Alkali-tolerant Protein A Sepharose FF (rat-PA Sepharose FF)

Product Name: Alkali-tolerant Protein A Sepharose FF (rat-PA Sepharose FF)

Catalog Number: NRPB06L, NRPB06S (prepacked column)

Packing Details: 10 ml, 100 ml, 1 L, 1 ml (prepacked column), 2 ml (prepacked column), 5ml (prepacked column), 10ml (prepacked column)

Introduction:

Protein A is a cell wall protein of Staphylococcus aureus and contains five functional domains that can bind to the Fc fragment of IgG. Structural modification of nature protein A improved its alkaline resistance. Therefore, NaOH could be used to regenerate resin. A design that spacer arms on sepharose backbone are conjugated with the oriented binding sites of recombinant alkali-tolerant protein A ensures a formation of strong and efficient conjugate between sepharose and recombinant alkali-tolerant protein A as well as a higher capacity of recombinant alkali-tolerant protein A than native protein A.

Column Characteristics:

Support 6% highly cross-linked spherical agarose

Ligand rat-PA

Ligand Density (mg/ml) ＞6

Particle Size (μm) 45~165

Flow Rate-Recommended/Maximum (cm/h) 100/750

pH Limits-Working/Cleaning 3~11/2~13

Maximum Operating Pressure (MPa) 0.3

Capacity ≥35 mg/ml IgG

Storage 4 oC to 8 oC in 20% ethanol

Performing A Separation:

Binding buffer: 20 mM sodium phosphate, 150 mM NaCl, pH 7.4

Elution buffer: 100 mM sodium citrate, pH 4.0

Neutralization buffer: 1M Tris-HCl, pH 9.0

1) Wash the prepacked 1 ml column with 5~10 column volumes of distilled water to remove 20% ethanol.

2) Equilibrate the column with 5~10 column volumes of binding buffer.

3) Dilute 5 ml rabbit serum with binding buffer to 50 ml. Filtrate the diluted serum through a 0.45 μm filter and load the sample.

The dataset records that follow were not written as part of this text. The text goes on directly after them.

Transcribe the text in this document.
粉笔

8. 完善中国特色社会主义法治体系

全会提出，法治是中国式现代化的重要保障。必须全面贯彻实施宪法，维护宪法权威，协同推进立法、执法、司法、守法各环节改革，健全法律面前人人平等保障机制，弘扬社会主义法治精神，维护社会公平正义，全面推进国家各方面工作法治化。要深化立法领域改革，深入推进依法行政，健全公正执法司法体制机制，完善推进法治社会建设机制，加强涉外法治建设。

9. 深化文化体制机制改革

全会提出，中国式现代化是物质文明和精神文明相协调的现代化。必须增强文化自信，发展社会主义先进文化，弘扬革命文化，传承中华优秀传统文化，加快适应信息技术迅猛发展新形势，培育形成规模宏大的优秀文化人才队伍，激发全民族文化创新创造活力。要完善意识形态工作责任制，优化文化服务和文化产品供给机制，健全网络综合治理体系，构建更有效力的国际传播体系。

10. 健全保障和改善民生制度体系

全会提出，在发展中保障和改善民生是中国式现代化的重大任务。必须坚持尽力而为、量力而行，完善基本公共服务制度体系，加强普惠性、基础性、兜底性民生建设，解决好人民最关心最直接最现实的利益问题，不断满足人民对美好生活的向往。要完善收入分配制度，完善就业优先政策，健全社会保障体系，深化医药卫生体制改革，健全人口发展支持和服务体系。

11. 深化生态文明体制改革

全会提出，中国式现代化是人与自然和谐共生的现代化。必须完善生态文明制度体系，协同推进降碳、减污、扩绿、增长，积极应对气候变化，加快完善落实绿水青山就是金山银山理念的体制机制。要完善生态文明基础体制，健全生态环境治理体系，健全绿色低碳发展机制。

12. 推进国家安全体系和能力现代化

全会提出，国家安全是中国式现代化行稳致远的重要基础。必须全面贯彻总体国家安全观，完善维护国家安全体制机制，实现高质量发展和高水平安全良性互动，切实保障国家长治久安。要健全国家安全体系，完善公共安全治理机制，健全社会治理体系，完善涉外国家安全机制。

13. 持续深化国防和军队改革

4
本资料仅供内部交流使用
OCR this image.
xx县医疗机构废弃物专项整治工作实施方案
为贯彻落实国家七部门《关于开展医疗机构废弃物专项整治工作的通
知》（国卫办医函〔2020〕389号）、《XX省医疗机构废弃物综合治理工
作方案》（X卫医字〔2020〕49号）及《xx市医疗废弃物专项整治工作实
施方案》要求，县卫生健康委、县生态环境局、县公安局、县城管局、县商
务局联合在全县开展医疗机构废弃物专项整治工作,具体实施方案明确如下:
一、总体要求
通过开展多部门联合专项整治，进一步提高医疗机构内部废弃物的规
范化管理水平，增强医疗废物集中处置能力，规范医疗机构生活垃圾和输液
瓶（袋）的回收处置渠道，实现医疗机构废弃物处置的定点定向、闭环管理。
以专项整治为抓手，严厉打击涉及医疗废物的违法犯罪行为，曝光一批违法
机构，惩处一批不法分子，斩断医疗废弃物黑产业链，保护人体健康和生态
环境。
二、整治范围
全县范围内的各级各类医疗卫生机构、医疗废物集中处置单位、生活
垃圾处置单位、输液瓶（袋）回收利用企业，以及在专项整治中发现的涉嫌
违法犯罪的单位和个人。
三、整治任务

4) Wash with 10 column volumes of binding buffer.

5) Elute with 5 column volumes of elution buffer and neutralize collect fractions with neutralization buffer.

6) After each separation cycle, regenerate the resin by washing with approximately 3~5 column volumes of 0.1 M NaOH (pH 3.0).

7）Confirm the purity of the collected antibody by SDS-PAGE analysis (>95% purity).